Nach oder trotz acht Jahren Lebenserfahrung im englischen Gesundheitssystem bin ich überzeugter Europäer, ich liebe Europa und unsere Nachbarländer und Mitmenschen. Als Präsident der Europäischen Fachgesellschaft für Anästhesiologie kann ich berichten, dass über 70% aller intensivpflichtigen COVID-19 Patienten von Anästhesiologen in Europa betreut wurden. 

Ich habe mich drei Monate lang für Europa geschämt. Wo waren wir für Italien, Spanien oder  Frankreich? Außer kleinen individuellen Hilfen – wir haben auf unserer Intensivstation verschiedene Europäer betreut, hat sich Europa in der Krise in meinen Augen als nicht solidarisch genug gezeigt. Trotz ausreichend Informationen bzgl. der Lage in China wurden des Geschäfts wegen erst viel zu spät europäische Maßnahmen auf dem Weg gebracht. Wie viele infizierte Menschen letztendlich über die diversen Flughäfen nach Europa gekommen sind, wird wohl für immer unklar bleiben. Sehenden Auges wurde gewartet und verzögert bis letztendlich die einzelnen europäischen Länder die Reißleinen zogen, Grenzen wurden zum ersten Mal nach vielen Jahren wieder geschlossen, die europäische Gesellschaft vor dem Zerfall. Die einzelnen europäischen Länder waren auf sich gestellt, teilweise keinen Zugang zu ausreichenden Beatmungsgeräten und medizinsicher Schutzausrüstung. Jeder für sich, für sein Land. In meinen Augen eine traurige und beschämende Situation. Dekrete aus Ministerien, dass diverse medizinische Geräte nicht mehr ausgeführt werden dürfen, ein Skandal.

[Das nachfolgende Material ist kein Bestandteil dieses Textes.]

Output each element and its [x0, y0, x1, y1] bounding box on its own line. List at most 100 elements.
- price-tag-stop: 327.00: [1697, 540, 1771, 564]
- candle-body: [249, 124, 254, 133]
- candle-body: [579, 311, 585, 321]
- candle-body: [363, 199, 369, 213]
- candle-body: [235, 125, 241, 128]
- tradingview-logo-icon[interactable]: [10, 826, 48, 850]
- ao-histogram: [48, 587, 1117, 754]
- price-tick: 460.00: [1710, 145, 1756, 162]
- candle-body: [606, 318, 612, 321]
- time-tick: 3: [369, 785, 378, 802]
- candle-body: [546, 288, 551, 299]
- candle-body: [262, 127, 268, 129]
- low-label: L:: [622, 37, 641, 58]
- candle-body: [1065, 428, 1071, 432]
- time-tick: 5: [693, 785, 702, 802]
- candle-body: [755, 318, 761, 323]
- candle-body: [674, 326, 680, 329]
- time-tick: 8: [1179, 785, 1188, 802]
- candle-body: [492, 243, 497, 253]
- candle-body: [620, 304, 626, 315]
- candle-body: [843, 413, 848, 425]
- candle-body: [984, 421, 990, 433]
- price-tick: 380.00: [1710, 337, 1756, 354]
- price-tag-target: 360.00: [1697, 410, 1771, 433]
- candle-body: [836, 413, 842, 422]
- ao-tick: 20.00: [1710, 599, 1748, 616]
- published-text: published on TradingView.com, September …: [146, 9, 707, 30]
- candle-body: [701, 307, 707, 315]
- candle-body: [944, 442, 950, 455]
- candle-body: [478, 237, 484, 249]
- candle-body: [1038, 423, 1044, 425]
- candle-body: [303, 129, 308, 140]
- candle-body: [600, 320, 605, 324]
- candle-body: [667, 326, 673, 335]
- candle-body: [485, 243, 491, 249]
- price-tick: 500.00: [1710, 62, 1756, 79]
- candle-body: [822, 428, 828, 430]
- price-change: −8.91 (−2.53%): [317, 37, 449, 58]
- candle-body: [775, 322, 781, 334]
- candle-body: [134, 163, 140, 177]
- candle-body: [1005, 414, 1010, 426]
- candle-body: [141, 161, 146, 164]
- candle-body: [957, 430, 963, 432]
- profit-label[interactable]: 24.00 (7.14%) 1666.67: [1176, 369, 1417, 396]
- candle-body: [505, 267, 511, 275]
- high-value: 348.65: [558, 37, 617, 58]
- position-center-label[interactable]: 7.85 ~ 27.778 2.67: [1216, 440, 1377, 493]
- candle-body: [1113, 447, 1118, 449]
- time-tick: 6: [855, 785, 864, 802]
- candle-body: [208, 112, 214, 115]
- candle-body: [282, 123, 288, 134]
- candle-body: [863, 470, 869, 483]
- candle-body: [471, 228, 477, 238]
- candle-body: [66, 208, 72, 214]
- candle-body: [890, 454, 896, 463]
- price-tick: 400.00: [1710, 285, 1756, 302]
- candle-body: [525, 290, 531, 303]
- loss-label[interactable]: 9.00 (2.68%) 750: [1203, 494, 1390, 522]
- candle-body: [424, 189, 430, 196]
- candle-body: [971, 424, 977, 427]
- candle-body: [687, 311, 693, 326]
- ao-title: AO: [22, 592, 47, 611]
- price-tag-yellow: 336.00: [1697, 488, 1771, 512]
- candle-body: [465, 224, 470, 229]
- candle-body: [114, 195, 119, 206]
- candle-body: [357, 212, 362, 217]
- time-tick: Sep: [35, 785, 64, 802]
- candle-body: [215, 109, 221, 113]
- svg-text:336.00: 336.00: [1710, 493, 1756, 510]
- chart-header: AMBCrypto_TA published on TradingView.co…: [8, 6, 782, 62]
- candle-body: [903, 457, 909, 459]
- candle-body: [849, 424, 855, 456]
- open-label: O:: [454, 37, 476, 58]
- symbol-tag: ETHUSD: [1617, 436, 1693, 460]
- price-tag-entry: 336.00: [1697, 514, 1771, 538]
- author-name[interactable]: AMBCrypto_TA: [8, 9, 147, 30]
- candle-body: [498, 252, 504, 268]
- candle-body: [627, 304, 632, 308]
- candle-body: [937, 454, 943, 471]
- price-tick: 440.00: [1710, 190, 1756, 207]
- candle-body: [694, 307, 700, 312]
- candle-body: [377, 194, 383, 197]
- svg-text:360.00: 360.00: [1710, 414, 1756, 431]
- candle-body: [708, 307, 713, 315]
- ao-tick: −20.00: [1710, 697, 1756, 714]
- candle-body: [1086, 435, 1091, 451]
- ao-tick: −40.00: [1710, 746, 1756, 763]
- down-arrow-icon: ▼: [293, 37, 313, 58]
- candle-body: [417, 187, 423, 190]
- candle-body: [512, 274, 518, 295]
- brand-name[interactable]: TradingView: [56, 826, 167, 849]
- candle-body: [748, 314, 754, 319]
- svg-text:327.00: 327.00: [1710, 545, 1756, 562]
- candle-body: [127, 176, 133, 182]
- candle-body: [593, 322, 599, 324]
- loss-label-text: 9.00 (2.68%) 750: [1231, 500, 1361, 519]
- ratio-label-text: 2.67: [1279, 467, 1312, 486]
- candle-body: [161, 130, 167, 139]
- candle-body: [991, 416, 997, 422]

Wo war die europäische Taskforce, die europäischen Geräte, Produkte und Gesundheitsfachleute dort einsetzen, wo es am notwendigsten war?  Der Zusammenhalt ist gebröckelt. Die Italiener waren die größten Freunde der Deutschen. Das sind sie jetzt nicht mehr. 

Eine Sache darf nicht unerwähnt bleiben, mein Stolz aber auch das größte Dankeschön an unsere Pflegekräfte in Europa. Ohne sie wären viel mehr Menschen gestorben, unsere europäische Gesellschaft muss dem Berufsbild der Pflege mehr Würdigung entgegenbringen.

Es wird nicht die letzte Pandemie der Menschheit sein, daher brauchen wir jetzt dringend einen europäischen Neuanfang. Antibiotika, persönliche Schutzausrüstungen, systemrelevante Medizinprodukte müssen wieder in Europa produziert werden. Nur dann haben wir als Gesellschaft eine Chance, nicht erneut auseinandergetrieben werden. Diese Chance dürfen wir nicht verspielen, auch wirtschaftlich lohnt sich das für Europa, denn wir haben weltweit die höchsten Qualitätsstandards – darauf können wir uns und unsere Patienten sich dann im Notfall bei der Behandlung verlassen.

Kai Zacharowski, Direktor der Klinik für Anästhesiologie, Intensivmedizin und Schmerztherapie, Universitätsklinikum Frankfurt, Goethe-Universität Frankfurt


Dieser Artikel erscheint in der Reihe Goethe-Vigoni Discorsi und ist in einer leicht abgewandelten Version zuerst am 20. Juli 2020 in der Frankfurter Allgemeinen Zeitung veröffentlicht worden.